LUXEMBURG – Die Tat geht auf den 6. Juli 2010 zurück. Der 30-jährige estnische Staatsbürger soll gegen 1.00 Uhr nachts insgesamt 30 Mal auf seine Lebensgefährtin, sechs Mal auf die Nachbarin und sieben Mal auf den Nachbarn eingestochen haben. Der Beschuldigte bewohnte zusammen mit seiner Partnerin ein Miethaus in der rue Berg in Flaxweiler.

Der untere Stock war an ein anderes Ehepaar vermietet. Die Partnerin des Beschuldigten arbeitete zum Zeitpunkt der Tat für eine europäische Institution und ihr Partner war arbeitslos. Bekannt ist, dass der Angeklagte seit mehreren Jahren ein Alkoholproblem hat. Er wurde in Estland bereits zu einer Bewährungsstrafe verurteilt. Fakt ist auch, dass beide bereits verheiratet waren und die Frau noch immer Kontakt zu ihrem Ehepartner hatte. Auch soll der mutmaßliche Täter des Öfteren eifersüchtig auf den Noch-Ehemann seiner Freundin gewesen sein. An dem Tatabend soll das Ehepaar auf einem Umtrunk bei der Europäischen Kommission in Luxemburg gewesen sein. Bereits hier soll sich das Paar wegen des Alkoholproblems des Angeklagten gestritten haben. Als beide dann zu Hause ankamen, soll der Angeklagte versuchte haben, auf seine Frau einzuschlagen.

Flucht in den Tod

Diese soll allerdings Unterkunft bei den Nachbarn gesucht haben. Der 30-Jährige soll dann versucht haben, seine Frau bei den Nachbarn aufzusuchen, um sie umzubringen. Als der Mann des Nachbarehepaars die Tür öffnete, soll der mutmaßliche Täter mehrmals mit einem normalen Küchenmesser auf sein Opfer eingestochen haben. Dem 51-jährigen Nachbarn gelang es anschließend, sich in die Garage zurückzuziehen. Der Angeklagte ging in die Nachbarwohnung und fand hier seine Frau und die 36-jährige Nachbarin. Er soll zuerst sechs Mal auf Letztere eingestochen haben, um anschließend seine Frau mit insgesamt 30 Messerstichen tödlich zu verletzen.

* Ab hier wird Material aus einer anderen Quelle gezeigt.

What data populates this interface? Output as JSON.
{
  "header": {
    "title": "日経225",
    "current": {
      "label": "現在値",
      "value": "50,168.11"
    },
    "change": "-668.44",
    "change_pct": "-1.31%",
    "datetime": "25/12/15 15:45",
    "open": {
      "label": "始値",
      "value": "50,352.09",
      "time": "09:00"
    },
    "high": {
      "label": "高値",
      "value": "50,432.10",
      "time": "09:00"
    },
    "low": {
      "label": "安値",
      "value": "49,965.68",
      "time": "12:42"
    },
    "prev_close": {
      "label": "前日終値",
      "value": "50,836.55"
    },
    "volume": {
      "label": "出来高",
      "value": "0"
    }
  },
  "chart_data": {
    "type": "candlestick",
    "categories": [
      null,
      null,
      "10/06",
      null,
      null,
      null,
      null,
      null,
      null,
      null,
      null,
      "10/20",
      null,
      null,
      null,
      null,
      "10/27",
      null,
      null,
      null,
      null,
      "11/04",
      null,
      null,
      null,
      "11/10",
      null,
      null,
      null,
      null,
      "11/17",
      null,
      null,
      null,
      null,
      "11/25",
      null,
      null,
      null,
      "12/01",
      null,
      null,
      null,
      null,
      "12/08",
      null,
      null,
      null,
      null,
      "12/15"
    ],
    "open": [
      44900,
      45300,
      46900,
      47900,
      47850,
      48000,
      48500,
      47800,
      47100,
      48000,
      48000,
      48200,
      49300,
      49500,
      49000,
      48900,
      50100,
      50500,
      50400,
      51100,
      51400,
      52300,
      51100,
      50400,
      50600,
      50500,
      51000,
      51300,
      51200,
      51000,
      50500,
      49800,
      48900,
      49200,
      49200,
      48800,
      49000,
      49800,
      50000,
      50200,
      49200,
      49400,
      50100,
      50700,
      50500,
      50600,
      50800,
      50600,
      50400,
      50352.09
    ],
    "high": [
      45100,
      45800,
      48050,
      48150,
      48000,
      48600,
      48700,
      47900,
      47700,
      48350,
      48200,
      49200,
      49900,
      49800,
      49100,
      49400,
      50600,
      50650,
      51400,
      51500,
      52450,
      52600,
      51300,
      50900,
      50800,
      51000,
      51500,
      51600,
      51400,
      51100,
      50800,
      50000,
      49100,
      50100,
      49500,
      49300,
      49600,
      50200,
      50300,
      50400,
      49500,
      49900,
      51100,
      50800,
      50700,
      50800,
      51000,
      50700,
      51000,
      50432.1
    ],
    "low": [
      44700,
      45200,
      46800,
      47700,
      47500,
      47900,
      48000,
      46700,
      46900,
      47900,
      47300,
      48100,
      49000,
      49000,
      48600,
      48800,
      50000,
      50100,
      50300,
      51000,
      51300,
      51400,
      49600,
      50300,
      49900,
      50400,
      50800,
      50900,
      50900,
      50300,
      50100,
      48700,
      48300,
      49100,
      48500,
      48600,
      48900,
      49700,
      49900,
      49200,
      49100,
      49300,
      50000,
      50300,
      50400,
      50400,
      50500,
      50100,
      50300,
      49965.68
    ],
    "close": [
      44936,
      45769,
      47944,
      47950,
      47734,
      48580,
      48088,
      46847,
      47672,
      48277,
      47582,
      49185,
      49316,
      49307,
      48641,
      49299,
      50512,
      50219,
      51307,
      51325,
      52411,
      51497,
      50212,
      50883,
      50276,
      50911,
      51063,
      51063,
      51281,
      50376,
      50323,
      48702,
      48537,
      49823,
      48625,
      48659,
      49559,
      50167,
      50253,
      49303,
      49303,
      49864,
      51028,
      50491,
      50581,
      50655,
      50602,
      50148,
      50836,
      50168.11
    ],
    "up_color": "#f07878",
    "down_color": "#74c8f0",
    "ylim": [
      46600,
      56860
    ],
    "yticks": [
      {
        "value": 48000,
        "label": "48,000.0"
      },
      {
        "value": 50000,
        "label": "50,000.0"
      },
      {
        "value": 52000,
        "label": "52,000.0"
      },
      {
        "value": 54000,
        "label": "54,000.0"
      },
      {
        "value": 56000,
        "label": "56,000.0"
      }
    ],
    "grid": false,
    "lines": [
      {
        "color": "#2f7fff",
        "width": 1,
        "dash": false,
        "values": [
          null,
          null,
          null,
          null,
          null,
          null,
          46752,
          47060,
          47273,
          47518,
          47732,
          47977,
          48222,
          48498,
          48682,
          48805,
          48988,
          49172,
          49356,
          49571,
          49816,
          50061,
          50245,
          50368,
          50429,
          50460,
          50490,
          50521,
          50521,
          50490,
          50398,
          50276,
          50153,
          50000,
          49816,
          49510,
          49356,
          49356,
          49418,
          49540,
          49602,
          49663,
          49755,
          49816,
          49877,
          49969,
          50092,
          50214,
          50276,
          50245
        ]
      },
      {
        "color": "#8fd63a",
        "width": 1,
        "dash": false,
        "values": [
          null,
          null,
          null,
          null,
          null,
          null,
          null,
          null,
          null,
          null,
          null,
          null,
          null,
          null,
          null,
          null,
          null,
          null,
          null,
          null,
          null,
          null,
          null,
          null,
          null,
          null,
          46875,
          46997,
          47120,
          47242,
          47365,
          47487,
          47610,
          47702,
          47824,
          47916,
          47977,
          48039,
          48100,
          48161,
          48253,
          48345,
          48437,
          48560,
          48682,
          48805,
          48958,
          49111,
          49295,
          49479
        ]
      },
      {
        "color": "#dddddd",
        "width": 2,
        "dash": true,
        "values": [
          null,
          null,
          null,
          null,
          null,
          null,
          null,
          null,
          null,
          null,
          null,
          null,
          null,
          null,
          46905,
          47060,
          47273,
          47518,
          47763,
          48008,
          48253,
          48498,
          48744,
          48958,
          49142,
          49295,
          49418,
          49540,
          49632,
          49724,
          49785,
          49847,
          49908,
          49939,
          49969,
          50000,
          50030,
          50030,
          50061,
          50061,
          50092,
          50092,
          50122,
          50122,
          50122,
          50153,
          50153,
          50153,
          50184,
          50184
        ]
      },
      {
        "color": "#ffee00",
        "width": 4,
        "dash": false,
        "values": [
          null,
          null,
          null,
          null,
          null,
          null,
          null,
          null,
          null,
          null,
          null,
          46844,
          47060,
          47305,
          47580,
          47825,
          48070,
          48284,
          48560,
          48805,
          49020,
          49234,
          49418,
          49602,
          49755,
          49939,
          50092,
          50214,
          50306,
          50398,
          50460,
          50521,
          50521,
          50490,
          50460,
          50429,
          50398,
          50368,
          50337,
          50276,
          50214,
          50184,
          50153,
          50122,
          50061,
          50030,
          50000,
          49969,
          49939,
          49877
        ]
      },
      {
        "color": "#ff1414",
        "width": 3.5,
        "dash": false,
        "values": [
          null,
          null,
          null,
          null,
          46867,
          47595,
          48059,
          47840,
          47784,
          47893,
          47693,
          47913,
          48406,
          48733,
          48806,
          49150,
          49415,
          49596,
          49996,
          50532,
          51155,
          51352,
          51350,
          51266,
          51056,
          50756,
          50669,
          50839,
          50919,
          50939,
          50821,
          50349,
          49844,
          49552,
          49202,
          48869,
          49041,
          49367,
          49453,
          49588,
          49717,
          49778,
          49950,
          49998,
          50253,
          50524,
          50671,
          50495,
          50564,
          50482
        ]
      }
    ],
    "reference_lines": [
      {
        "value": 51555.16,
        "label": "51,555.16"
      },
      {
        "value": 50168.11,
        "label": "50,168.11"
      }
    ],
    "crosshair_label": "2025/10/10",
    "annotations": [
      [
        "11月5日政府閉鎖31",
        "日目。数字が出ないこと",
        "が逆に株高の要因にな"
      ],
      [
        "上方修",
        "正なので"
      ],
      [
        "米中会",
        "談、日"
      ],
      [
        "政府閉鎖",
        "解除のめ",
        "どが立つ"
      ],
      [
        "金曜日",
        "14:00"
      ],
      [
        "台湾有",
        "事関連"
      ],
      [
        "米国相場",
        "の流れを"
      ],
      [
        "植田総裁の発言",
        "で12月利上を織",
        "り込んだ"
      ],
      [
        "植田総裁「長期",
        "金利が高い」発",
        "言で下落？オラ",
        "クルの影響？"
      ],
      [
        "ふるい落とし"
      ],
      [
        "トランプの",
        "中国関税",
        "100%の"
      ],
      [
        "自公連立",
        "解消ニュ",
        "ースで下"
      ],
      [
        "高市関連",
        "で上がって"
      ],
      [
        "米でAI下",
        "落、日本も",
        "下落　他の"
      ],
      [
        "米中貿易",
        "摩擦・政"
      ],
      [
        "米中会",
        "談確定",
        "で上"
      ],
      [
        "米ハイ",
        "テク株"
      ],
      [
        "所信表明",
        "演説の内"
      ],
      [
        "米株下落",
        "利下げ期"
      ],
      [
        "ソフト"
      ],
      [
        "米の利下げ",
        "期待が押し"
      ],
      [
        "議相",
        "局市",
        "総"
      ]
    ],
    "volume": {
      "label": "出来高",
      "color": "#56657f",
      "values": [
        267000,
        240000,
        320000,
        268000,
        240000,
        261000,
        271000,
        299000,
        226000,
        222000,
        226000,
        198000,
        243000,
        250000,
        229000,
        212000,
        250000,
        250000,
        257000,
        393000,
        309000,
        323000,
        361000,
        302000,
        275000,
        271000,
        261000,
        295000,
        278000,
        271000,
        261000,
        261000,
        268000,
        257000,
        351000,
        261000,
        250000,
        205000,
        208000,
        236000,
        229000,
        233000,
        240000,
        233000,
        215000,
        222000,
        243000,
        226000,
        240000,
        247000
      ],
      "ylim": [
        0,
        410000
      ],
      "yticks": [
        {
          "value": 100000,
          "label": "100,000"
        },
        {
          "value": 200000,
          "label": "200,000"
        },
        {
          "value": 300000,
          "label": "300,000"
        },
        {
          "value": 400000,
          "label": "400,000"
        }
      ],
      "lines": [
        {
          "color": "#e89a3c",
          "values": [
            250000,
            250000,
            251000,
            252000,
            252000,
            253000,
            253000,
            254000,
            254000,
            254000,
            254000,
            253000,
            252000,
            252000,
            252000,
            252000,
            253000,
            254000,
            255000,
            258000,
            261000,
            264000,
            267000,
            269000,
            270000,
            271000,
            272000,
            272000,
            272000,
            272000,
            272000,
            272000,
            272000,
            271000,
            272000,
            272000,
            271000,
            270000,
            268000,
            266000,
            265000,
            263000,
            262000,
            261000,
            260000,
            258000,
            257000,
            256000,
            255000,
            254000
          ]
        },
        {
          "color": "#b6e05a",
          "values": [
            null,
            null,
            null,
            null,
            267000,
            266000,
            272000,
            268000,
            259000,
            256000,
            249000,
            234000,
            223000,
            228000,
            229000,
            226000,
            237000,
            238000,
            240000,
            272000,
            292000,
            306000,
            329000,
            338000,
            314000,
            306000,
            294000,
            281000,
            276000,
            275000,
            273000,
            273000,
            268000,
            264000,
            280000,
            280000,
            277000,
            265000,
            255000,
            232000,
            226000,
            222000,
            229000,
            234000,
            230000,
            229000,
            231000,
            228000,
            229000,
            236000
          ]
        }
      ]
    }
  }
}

Der 30-Jährige soll dann zu seinem Auto gegangen sein, um zu flüchten. In der Garageneinfahrt lag der Nachbar – der Angeklagte soll ihn hier tödlich verletzt haben. Anschließend sei er mit seinem Wagen weggefahren, kam kurze Zeit später von der Straße ab und ging zurück zum Tatort. Hier soll er auch versucht haben, die Polizisten anzugreifen. Diese reagierten schnell und schossen auf den Angeklagten. Hierbei wurde er schwer verletzt.

Alkoholsüchtig

Anfangs des Prozesses wollte sich der Angeklagte bei den Familien der Opfer entschuldigen, sagte aber klar und deutlich, dass er das Ehepaar und seine damalige Freundin nicht absichtlich umgebracht habe. Dann schilderte die Gerichtsmedizinerin, wie die einzelnen Opfer verletzt wurden. Klar ist, dass alle drei aufgrund der schweren Verletzungen verbluteten. Danach trat der psychiatrische Experte Jean-Marc Cloos an den Zeugenstand.

„Der Angeklagte gab eine Woche nach der Tat, als ich ihn zuerst untersuchte, zu, an dem besagten Abend Alkohol getrunken zu haben. Er schilderte mir, dass er auf dem Empfang einige Gläser getrunken habe und zu Hause angekommen noch eine Flasche Wein. Er hatte bei seiner Festnahme einen Promillewert von 1,9“, so der Experte.

Kurzschlussrekation?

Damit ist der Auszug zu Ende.